A symptom refers to any observable indications or manifestations of a medical condition, disease, or disorder. It is essential in the diagnostic process as the patient reports to a medical specialist, to determine the condition.

Symptoms and signs are two distinctive terms in medicine although they may appear to be the same. Signs are measurable and observable indicators of a condition that are detected by healthcare professionals, such as during a clinical examination, laboratory test, or other diagnostic procedures. Symptoms are subjective in a way that the individual feels or experiences and reports to a healthcare provider.

Examples of symptoms are pain, fatigue, nausea, dizziness, and headache as opposed to signs such as elevated blood pressure, a skin rash, high blood glucose levels, and abnormal heart sounds.

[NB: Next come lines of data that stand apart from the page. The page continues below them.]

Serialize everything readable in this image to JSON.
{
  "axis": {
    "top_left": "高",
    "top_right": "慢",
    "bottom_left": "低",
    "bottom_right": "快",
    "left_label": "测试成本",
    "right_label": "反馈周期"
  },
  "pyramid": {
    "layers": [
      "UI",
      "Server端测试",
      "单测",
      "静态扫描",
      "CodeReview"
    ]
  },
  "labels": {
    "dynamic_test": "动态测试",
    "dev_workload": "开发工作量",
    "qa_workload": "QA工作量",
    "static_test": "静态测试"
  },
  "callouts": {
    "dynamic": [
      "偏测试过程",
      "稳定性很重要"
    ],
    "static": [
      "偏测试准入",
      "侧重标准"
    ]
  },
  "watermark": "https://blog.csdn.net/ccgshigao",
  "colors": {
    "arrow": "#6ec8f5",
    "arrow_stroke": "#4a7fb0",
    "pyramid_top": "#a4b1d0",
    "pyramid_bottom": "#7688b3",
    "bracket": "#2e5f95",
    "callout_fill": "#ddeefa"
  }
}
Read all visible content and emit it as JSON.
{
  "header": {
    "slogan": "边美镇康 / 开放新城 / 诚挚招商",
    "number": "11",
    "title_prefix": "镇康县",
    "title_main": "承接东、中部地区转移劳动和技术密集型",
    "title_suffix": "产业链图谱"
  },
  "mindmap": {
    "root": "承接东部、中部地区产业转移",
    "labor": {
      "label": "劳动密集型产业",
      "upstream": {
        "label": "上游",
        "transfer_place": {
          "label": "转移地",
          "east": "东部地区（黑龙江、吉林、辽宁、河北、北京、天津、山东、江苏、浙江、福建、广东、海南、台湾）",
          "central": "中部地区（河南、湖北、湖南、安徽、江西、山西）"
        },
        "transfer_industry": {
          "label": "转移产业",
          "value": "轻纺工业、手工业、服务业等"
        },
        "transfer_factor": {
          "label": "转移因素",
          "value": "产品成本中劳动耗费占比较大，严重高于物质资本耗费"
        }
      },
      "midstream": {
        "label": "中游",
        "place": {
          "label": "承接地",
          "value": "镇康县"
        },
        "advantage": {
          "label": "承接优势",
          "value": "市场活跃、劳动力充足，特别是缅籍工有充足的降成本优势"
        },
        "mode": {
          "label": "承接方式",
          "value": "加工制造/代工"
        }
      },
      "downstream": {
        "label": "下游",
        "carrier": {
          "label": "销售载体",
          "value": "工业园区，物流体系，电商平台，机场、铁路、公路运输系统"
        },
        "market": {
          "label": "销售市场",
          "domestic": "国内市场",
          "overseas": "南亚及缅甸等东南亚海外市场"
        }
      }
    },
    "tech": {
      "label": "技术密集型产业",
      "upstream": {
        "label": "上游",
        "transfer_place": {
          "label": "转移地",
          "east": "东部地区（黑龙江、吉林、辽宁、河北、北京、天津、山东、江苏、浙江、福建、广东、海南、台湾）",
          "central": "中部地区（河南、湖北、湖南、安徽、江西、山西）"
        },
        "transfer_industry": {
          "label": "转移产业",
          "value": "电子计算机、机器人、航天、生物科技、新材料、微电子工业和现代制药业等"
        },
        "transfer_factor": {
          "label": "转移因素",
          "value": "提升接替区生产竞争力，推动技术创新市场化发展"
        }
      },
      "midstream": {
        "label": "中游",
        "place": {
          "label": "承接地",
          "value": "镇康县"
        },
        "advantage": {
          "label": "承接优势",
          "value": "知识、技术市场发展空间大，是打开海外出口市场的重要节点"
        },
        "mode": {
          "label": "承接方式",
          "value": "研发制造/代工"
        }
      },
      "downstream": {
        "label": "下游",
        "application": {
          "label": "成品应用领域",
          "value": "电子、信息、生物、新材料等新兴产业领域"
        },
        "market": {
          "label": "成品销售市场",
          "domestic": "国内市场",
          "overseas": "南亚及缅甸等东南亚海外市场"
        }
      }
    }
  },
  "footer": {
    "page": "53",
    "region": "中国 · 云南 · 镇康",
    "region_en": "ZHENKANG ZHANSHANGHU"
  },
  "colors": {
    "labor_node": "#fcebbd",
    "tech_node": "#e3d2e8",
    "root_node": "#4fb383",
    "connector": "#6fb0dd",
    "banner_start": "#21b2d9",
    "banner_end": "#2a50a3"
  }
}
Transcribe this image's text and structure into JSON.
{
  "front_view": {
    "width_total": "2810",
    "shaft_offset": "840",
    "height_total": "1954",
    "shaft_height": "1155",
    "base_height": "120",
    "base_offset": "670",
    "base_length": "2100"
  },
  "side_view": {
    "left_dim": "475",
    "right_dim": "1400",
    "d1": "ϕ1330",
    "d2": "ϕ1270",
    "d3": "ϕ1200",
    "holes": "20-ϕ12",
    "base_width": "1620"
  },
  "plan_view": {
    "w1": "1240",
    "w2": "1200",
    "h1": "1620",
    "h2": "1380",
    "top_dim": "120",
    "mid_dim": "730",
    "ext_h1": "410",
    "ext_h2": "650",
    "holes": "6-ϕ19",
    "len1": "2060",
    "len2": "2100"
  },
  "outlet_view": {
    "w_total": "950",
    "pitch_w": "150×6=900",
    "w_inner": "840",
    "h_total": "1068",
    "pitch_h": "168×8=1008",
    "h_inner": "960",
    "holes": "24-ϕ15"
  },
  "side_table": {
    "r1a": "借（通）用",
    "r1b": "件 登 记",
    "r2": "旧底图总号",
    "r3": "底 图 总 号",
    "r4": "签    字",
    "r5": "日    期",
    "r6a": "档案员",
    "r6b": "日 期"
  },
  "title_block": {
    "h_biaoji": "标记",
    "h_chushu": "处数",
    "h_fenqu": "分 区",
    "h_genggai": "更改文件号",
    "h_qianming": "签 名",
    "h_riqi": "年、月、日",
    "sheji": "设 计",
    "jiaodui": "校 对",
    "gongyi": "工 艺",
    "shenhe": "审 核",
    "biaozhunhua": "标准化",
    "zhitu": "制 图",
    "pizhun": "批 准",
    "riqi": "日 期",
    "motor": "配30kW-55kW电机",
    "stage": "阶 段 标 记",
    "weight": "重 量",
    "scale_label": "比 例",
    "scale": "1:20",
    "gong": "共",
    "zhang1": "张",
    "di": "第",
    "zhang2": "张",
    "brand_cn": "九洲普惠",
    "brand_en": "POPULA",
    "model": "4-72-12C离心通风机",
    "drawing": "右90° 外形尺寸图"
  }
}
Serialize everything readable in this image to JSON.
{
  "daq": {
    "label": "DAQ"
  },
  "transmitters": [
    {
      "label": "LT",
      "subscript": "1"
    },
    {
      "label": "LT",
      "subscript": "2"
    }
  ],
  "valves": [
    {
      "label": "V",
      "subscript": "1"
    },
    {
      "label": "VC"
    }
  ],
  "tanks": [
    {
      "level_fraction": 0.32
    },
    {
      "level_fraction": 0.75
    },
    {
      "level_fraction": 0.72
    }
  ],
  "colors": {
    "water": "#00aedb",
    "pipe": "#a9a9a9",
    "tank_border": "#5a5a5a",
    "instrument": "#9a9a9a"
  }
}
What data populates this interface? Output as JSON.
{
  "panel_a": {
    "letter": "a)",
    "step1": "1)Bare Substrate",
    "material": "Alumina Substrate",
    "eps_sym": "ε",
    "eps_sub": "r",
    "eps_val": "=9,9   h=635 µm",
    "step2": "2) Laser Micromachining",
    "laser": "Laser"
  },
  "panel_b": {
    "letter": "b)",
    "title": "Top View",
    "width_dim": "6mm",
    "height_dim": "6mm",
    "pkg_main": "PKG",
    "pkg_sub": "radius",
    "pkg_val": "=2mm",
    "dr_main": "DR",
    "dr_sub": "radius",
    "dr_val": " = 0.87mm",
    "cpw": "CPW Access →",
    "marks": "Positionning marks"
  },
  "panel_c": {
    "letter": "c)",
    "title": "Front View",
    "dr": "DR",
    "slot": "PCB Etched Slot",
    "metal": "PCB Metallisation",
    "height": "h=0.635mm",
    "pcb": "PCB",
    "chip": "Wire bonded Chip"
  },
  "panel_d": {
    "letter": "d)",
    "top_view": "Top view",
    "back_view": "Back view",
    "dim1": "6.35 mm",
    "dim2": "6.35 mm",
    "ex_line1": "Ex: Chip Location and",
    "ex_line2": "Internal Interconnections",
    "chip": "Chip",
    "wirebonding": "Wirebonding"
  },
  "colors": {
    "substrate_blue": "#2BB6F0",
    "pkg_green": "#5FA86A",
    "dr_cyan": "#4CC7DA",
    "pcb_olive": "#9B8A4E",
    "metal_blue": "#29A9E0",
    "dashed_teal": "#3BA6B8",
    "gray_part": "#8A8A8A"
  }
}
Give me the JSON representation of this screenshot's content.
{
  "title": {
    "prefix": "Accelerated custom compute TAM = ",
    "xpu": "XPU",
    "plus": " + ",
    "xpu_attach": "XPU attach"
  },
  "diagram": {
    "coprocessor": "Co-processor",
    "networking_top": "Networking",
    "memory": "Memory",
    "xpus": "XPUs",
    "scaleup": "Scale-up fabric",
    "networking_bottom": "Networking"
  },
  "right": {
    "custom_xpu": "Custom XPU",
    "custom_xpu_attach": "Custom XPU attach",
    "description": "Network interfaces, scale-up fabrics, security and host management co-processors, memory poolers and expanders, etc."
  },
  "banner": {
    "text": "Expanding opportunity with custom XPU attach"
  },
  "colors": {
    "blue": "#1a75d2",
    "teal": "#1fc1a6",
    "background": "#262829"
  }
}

Symptoms may be classified into physical, behavioral, and physiological. Below is the symptomatic classification:

  • Physical symptoms: examples are pain, fever, swelling, abnormalities in vital signs, and changes in  skin color or texture
  • Behavioral symptoms: examples are mood, sleep disturbances, cognitive impairments, and shifts in appetite, encompassing changes in the individual’s cognitive and emotional processes
  • Physiological symptoms: changes in the physiology, which are associated with changes in biochemical pathways, genetic expressions, or cellular functions.

 

Examples In Biology

In the realm of biology, the term symptomatic is often associated with the following:

  • Symptomatic patients, i.e., individuals exhibiting observable signs or showing symptoms of a medical condition (as opposed to asymptomatic patients)
  • Symptomatic analysis, i.e., examination and interpretation of observable symptoms and signs to determine, for example, the severity of the disease or medical condition
  • Symptomatic relief, similar to symptomatic treatment, symptomatic relief targets the symptoms of a disease, providing relief but not necessarily curing the condition
  • Symptomatic markers, i.e., molecular markers that characterize certain diseases

 

NOTE IT!

Complexity of Symptoms and Diagnostic Significance


An interesting note about symptomatic conditions is the variation of symptoms among individuals with the same medical condition. Possible factors that contribute to this variability are genetic predisposition, overall health, and environmental influences.  Thus, the intricacy of symptoms is alleviated with the advancement of diagnostic technology and tests, facilitating a more accurate and timely determination of the underlying cause, especially for individuals without clear symptoms, such as in the case of asymptomatic individuals who may be unaware of the presence of the disease or infections. Thus, sick individuals who do not show discernible symptoms have a higher tendency to spread the disease. Understanding whether an individual is symptomatic or asymptomatic is crucial to effective disease management and public health efforts.